The U.S. Department of State left women’s concerns out of its annual human rights report entirely. (Credit: Pixabay, Pexels)

In this year’s “Country Reports on Human Rights Practices,” a publication assessing the state of international human rights that’s disseminated by the U.S. Department of State, there was a glaring omission: Any discussion at all of women’s rights.

The report, released this year by the Trump administration, fails to discuss any forms of gendered violence – whereas normally, an entire section is dedicated to the matter. “The introductory documents make no reference to discrimination based on sex, sexual orientation, or gender identity,” Winona Xu of the University of California, Los Angeles wrote in a recent analysis for Harvard University’s Health and Human Rights journal. 

The 2023 edition, by contrast, delves into injustices suffered by women in various regions of the world, from Palestine to Afghanistan, as well as problems that plague women the world over, including rape and domestic violence.

Women’s problems weren’t the only ones left out of the latest report, either. The Department of State also failed to examine violations of LGBTQ individuals’ rights, disabled people’s rights and indigenous people’s rights, among other groups. It also glossed over infringements upon fair elections, poor prison conditions, the sexual exploitation of children and more.

The problem is about more than just a lack of acknowledgement, experts like Xu say. The report, published in 1977 following a Congressional mandate, is meant to inform policy decisions and bolster advocacy efforts. Failing to incorporate updates on gendered violence and more is hurting those efforts by “weakening the principle that human rights are universal,” Xu of UCLA said.

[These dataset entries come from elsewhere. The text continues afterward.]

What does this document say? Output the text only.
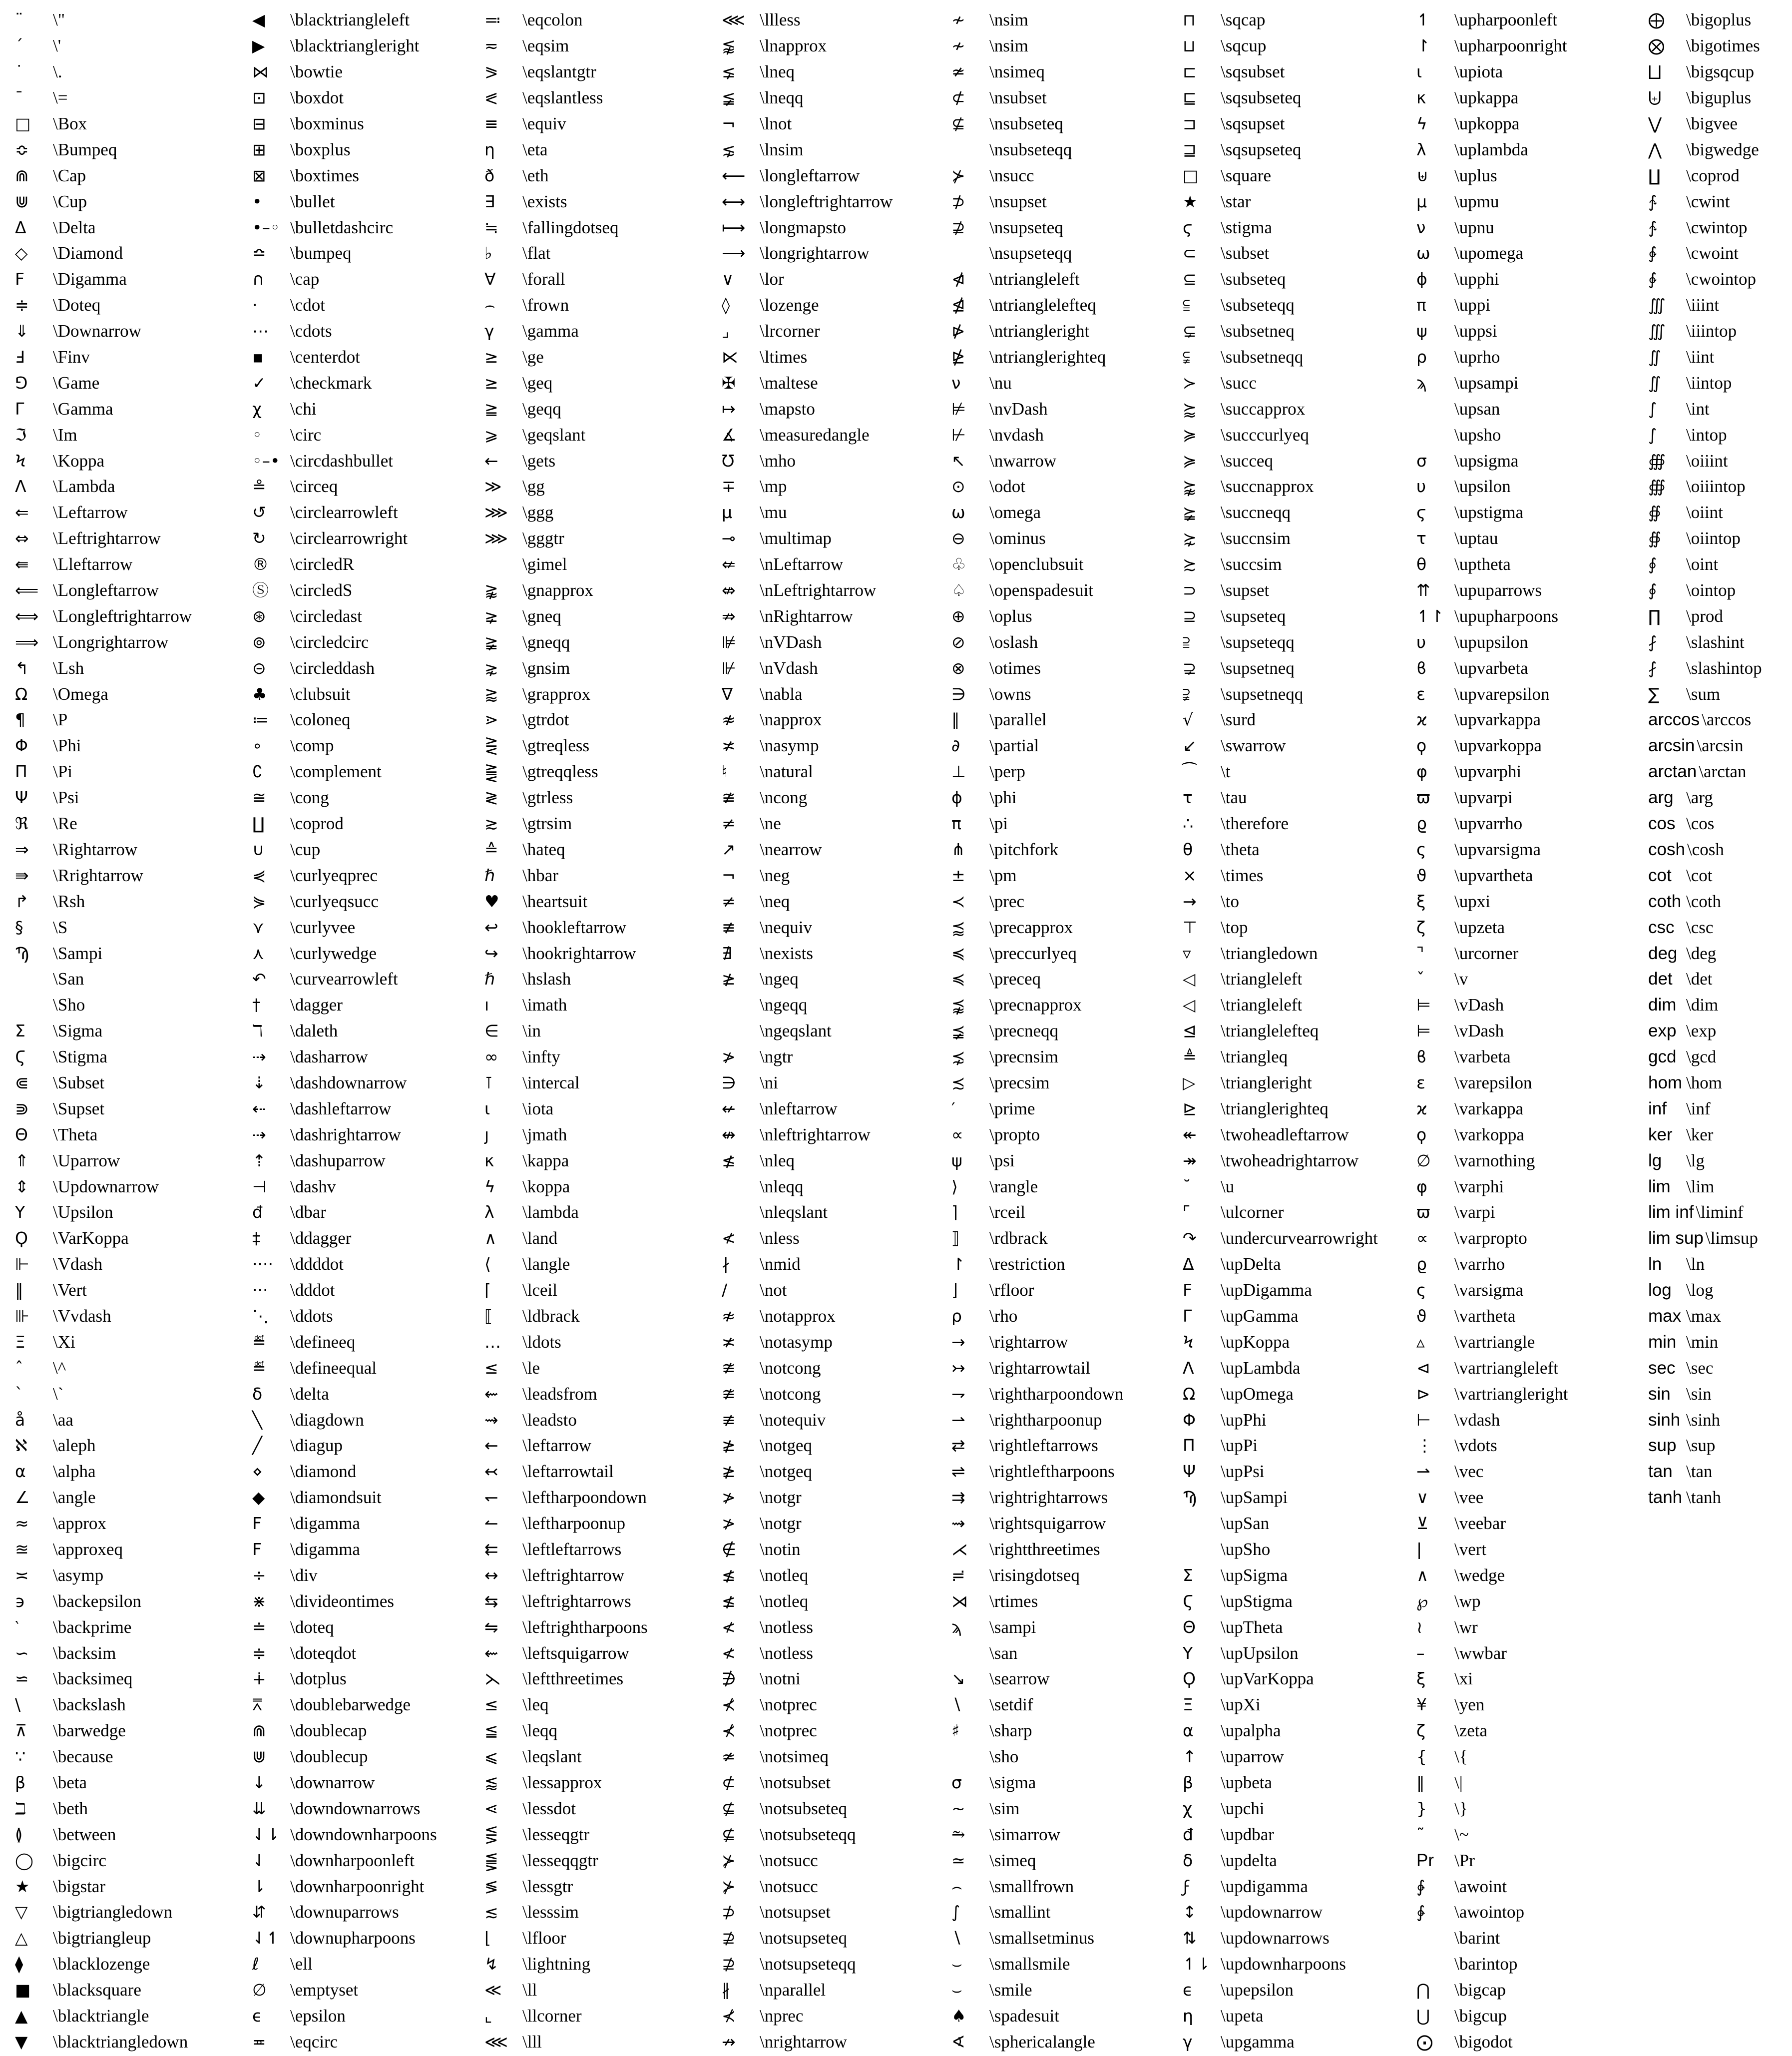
¨	\"
´	\'
˙	\.
¯	\=
□	\Box
≎	\Bumpeq
⋒	\Cap
⋓	\Cup
Δ	\Delta
◇	\Diamond
F	\Digamma
≑	\Doteq
⇓	\Downarrow
Ⅎ	\Finv
⅁	\Game
Γ	\Gamma
ℑ	\Im
Ϟ	\Koppa
Λ	\Lambda
⇐	\Leftarrow
⇔	\Leftrightarrow
⇚	\Lleftarrow
⟸ \Longleftarrow
⟺ \Longleftrightarrow
⟹ \Longrightarrow
↰	\Lsh
Ω	\Omega
¶	\P
Φ	\Phi
Π	\Pi
Ψ	\Psi
ℜ	\Re
⇒	\Rightarrow
⇛	\Rrightarrow
↱	\Rsh
§	\S
Ϡ	\Sampi
\San
\Sho
Σ	\Sigma
Ϛ	\Stigma
⋐	\Subset
⋑	\Supset
Θ	\Theta
⇑	\Uparrow
⇕	\Updownarrow
Υ	\Upsilon
Ϙ	\VarKoppa
⊩	\Vdash
‖	\Vert
⊪	\Vvdash
Ξ	\Xi
ˆ	\^
`	\`
å	\aa
ℵ	\aleph
α	\alpha
∠	\angle
≈	\approx
≊	\approxeq
≍	\asymp
϶	\backepsilon
‵	\backprime
∽	\backsim
⋍	\backsimeq
\	\backslash
⊼	\barwedge
∵	\because
β	\beta
ℶ	\beth
≬	\between
◯	\bigcirc
★	\bigstar
▽	\bigtriangledown
△	\bigtriangleup
⧫	\blacklozenge
■	\blacksquare
▲	\blacktriangle
▼	\blacktriangledown
◀	\blacktriangleleft
▶	\blacktriangleright
⋈	\bowtie
⊡	\boxdot
⊟	\boxminus
⊞	\boxplus
⊠	\boxtimes
•	\bullet
•–◦ \bulletdashcirc
≏	\bumpeq
∩	\cap
·	\cdot
⋯	\cdots
▪	\centerdot
✓	\checkmark
χ	\chi
◦	\circ
◦–• \circdashbullet
≗	\circeq
↺	\circlearrowleft
↻	\circlearrowright
®	\circledR
Ⓢ	\circledS
⊛	\circledast
⊚	\circledcirc
⊝	\circleddash
♣	\clubsuit
≔	\coloneq
∘	\comp
∁	\complement
≅	\cong
∐	\coprod
∪	\cup
⋞	\curlyeqprec
⋟	\curlyeqsucc
⋎	\curlyvee
⋏	\curlywedge
↶	\curvearrowleft
†	\dagger
ℸ	\daleth
⇢	\dasharrow
⇣	\dashdownarrow
⇠	\dashleftarrow
⇢	\dashrightarrow
⇡	\dashuparrow
⊣	\dashv
đ	\dbar
‡	\ddagger
···· \ddddot
···	\dddot
⋱	\ddots
≝	\defineeq
≝	\defineequal
δ	\delta
╲	\diagdown
╱	\diagup
⋄	\diamond
◆	\diamondsuit
F	\digamma
F	\digamma
÷	\div
⋇	\divideontimes
≐	\doteq
≑	\doteqdot
∔	\dotplus
⩞	\doublebarwedge
⋒	\doublecap
⋓	\doublecup
↓	\downarrow
⇊	\downdownarrows
⇃⇂ \downdownharpoons
⇃	\downharpoonleft
⇂	\downharpoonright
⇵	\downuparrows
⇃↿ \downupharpoons
ℓ	\ell
∅	\emptyset
ϵ	\epsilon
≖	\eqcirc
≕	\eqcolon
≂	\eqsim
⪖	\eqslantgtr
⪕	\eqslantless
≡	\equiv
η	\eta
ð	\eth
∃	\exists
≒	\fallingdotseq
♭	\flat
∀	\forall
⌢	\frown
γ	\gamma
≥	\ge
≥	\geq
≧	\geqq
⩾	\geqslant
←	\gets
≫	\gg
⋙ \ggg
⋙ \gggtr
\gimel
⪊	\gnapprox
⪈	\gneq
≩	\gneqq
⋧	\gnsim
⪆	\grapprox
⋗	\gtrdot
⋛	\gtreqless
⪌	\gtreqqless
≷	\gtrless
≳	\gtrsim
≙	\hateq
ℏ	\hbar
♥	\heartsuit
↩	\hookleftarrow
↪	\hookrightarrow
ℏ	\hslash
ı	\imath
∈	\in
∞	\infty
⊺	\intercal
ι	\iota
ȷ	\jmath
κ	\kappa
ϟ	\koppa
λ	\lambda
∧	\land
⟨	\langle
⌈	\lceil
⟦	\ldbrack
…	\ldots
≤	\le
⇜	\leadsfrom
⇝	\leadsto
←	\leftarrow
↢	\leftarrowtail
↽	\leftharpoondown
↼	\leftharpoonup
⇇	\leftleftarrows
↔	\leftrightarrow
⇆	\leftrightarrows
⇋	\leftrightharpoons
⇜	\leftsquigarrow
⋋	\leftthreetimes
≤	\leq
≦	\leqq
⩽	\leqslant
⪅	\lessapprox
⋖	\lessdot
⋚	\lesseqgtr
⪋	\lesseqqgtr
≶	\lessgtr
≲	\lesssim
⌊	\lfloor
↯	\lightning
≪	\ll
⌞	\llcorner
⋘ \lll
⋘ \llless
⪉	\lnapprox
⪇	\lneq
≨	\lneqq
¬	\lnot
⋦	\lnsim
⟵ \longleftarrow
⟷ \longleftrightarrow
⟼ \longmapsto
⟶ \longrightarrow
∨	\lor
◊	\lozenge
⌟	\lrcorner
⋉	\ltimes
✠	\maltese
↦	\mapsto
∡	\measuredangle
℧	\mho
∓	\mp
μ	\mu
⊸	\multimap
⇍	\nLeftarrow
⇎	\nLeftrightarrow
⇏	\nRightarrow
⊯	\nVDash
⊮	\nVdash
∇	\nabla
≉	\napprox
≭	\nasymp
♮	\natural
≇	\ncong
≠	\ne
↗	\nearrow
¬	\neg
≠	\neq
≢	\nequiv
∄	\nexists
≱	\ngeq
\ngeqq
\ngeqslant
≯	\ngtr
∋	\ni
↚	\nleftarrow
↮	\nleftrightarrow
≰	\nleq
\nleqq
\nleqslant
≮	\nless
∤	\nmid
/	\not
≉	\notapprox
≭	\notasymp
≇	\notcong
≇	\notcong
≢	\notequiv
≱	\notgeq
≱	\notgeq
≯	\notgr
≯	\notgr
∉	\notin
≰	\notleq
≰	\notleq
≮	\notless
≮	\notless
∌	\notni
⊀	\notprec
⊀	\notprec
≄	\notsimeq
⊄	\notsubset
⊈	\notsubseteq
⊈	\notsubseteqq
⊁	\notsucc
⊁	\notsucc
⊅	\notsupset
⊉	\notsupseteq
⊉	\notsupseteqq
∦	\nparallel
⊀	\nprec
↛	\nrightarrow
≁	\nsim
≁	\nsim
≄	\nsimeq
⊄	\nsubset
⊈	\nsubseteq
\nsubseteqq
⊁	\nsucc
⊅	\nsupset
⊉	\nsupseteq
\nsupseteqq
⋪	\ntriangleleft
⋬	\ntrianglelefteq
⋫	\ntriangleright
⋭	\ntrianglerighteq
ν	\nu
⊭	\nvDash
⊬	\nvdash
↖	\nwarrow
⊙	\odot
ω	\omega
⊖	\ominus
♧	\openclubsuit
♤	\openspadesuit
⊕	\oplus
⊘	\oslash
⊗	\otimes
∋	\owns
∥	\parallel
∂	\partial
⊥	\perp
ϕ	\phi
π	\pi
⋔	\pitchfork
±	\pm
≺	\prec
⪷	\precapprox
≼	\preccurlyeq
≼	\preceq
⪹	\precnapprox
⪵	\precneqq
⋨	\precnsim
≾	\precsim
′	\prime
∝	\propto
ψ	\psi
⟩	\rangle
⌉	\rceil
⟧	\rdbrack
↾	\restriction
⌋	\rfloor
ρ	\rho
→	\rightarrow
↣	\rightarrowtail
⇁	\rightharpoondown
⇀	\rightharpoonup
⇄	\rightleftarrows
⇌	\rightleftharpoons
⇉	\rightrightarrows
⇝	\rightsquigarrow
⋌	\rightthreetimes
≓	\risingdotseq
⋊	\rtimes
ϡ	\sampi
\san
↘	\searrow
∖	\setdif
♯	\sharp
\sho
σ	\sigma
∼	\sim
⥲	\simarrow
≃	\simeq
⌢	\smallfrown
∫	\smallint
∖	\smallsetminus
⌣	\smallsmile
⌣	\smile
♠	\spadesuit
∢	\sphericalangle
⊓	\sqcap
⊔	\sqcup
⊏	\sqsubset
⊑	\sqsubseteq
⊐	\sqsupset
⊒	\sqsupseteq
□	\square
★	\star
ϛ	\stigma
⊂	\subset
⊆	\subseteq
⫅	\subseteqq
⊊	\subsetneq
⫋	\subsetneqq
≻	\succ
⪸	\succapprox
≽	\succcurlyeq
≽	\succeq
⪺	\succnapprox
⪶	\succneqq
⋩	\succnsim
≿	\succsim
⊃	\supset
⊇	\supseteq
⫆	\supseteqq
⊋	\supsetneq
⫌	\supsetneqq
√	\surd
↙	\swarrow
⁀	\t
τ	\tau
∴	\therefore
θ	\theta
×	\times
→	\to
⊤	\top
▿	\triangledown
◁	\triangleleft
◁	\triangleleft
⊴	\trianglelefteq
≜	\triangleq
▷	\triangleright
⊵	\trianglerighteq
↞	\twoheadleftarrow
↠	\twoheadrightarrow
˘	\u
⌜	\ulcorner
↷	\undercurvearrowright
Δ	\upDelta
F	\upDigamma
Γ	\upGamma
Ϟ	\upKoppa
Λ	\upLambda
Ω	\upOmega
Φ	\upPhi
Π	\upPi
Ψ	\upPsi
Ϡ	\upSampi
\upSan
\upSho
Σ	\upSigma
Ϛ	\upStigma
Θ	\upTheta
Υ	\upUpsilon
Ϙ	\upVarKoppa
Ξ	\upXi
α	\upalpha
↑	\uparrow
β	\upbeta
χ	\upchi
đ	\updbar
δ	\updelta
ϝ	\updigamma
↕	\updownarrow
⇅	\updownarrows
↿⇂ \updownharpoons
ϵ	\upepsilon
η	\upeta
γ	\upgamma
↿	\upharpoonleft
↾	\upharpoonright
ι	\upiota
κ	\upkappa
ϟ	\upkoppa
λ	\uplambda
⊎	\uplus
μ	\upmu
ν	\upnu
ω	\upomega
ϕ	\upphi
π	\uppi
ψ	\uppsi
ρ	\uprho
ϡ	\upsampi
\upsan
\upsho
σ	\upsigma
υ	\upsilon
ϛ	\upstigma
τ	\uptau
θ	\uptheta
⇈	\upuparrows
↿↾ \upupharpoons
υ	\upupsilon
ϐ	\upvarbeta
ε	\upvarepsilon
ϰ	\upvarkappa
ϙ	\upvarkoppa
φ	\upvarphi
ϖ	\upvarpi
ϱ	\upvarrho
ς	\upvarsigma
ϑ	\upvartheta
ξ	\upxi
ζ	\upzeta
⌝	\urcorner
ˇ	\v
⊨	\vDash
⊨	\vDash
ϐ	\varbeta
ε	\varepsilon
ϰ	\varkappa
ϙ	\varkoppa
∅	\varnothing
φ	\varphi
ϖ	\varpi
∝	\varpropto
ϱ	\varrho
ς	\varsigma
ϑ	\vartheta
▵	\vartriangle
⊲	\vartriangleleft
⊳	\vartriangleright
⊢	\vdash
⋮	\vdots
⇀	\vec
∨	\vee
⊻	\veebar
|	\vert
∧	\wedge
℘	\wp
≀	\wr
–	\wwbar
ξ	\xi
¥	\yen
ζ	\zeta
{	\{
‖	\|
}	\}
˜	\~
Pr	\Pr
∳	\awoint
∳	\awointop
\barint
\barintop
⋂	\bigcap
⋃	\bigcup
⨀	\bigodot
⨁	\bigoplus
⨂	\bigotimes
⨆	\bigsqcup
⨄	\biguplus
⋁	\bigvee
⋀	\bigwedge
∐	\coprod
∱	\cwint
∱	\cwintop
∲	\cwoint
∲	\cwointop
∭	\iiint
∭	\iiintop
∬	\iint
∬	\iintop
∫	\int
∫	\intop
∰	\oiiint
∰	\oiiintop
∯	\oiint
∯	\oiintop
∮	\oint
∮	\ointop
∏	\prod
⨏	\slashint
⨏	\slashintop
∑	\sum
arccos \arccos
arcsin \arcsin
arctan \arctan
arg \arg
cos \cos
cosh \cosh
cot \cot
coth \coth
csc \csc
deg \deg
det \det
dim \dim
exp \exp
gcd \gcd
hom \hom
inf	\inf
ker \ker
lg	\lg
lim \lim
lim inf \liminf
lim sup \limsup
ln	\ln
log \log
max \max
min \min
sec \sec
sin \sin
sinh \sinh
sup \sup
tan \tan
tanh \tanh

“However powerful a state, it cannot rewrite the definition of human rights unilaterally without damaging the legal framework it once espoused,” she continued.

In order to amend the problems created by the shorter report, the U.S. must “reassert the universality and indivisibility of human rights in doctrine and practice,” Xu says, namely by adding back in the sections left off. Considering American officials are the ones responsible for the omissions, however, the matter may not be rectified any time soon.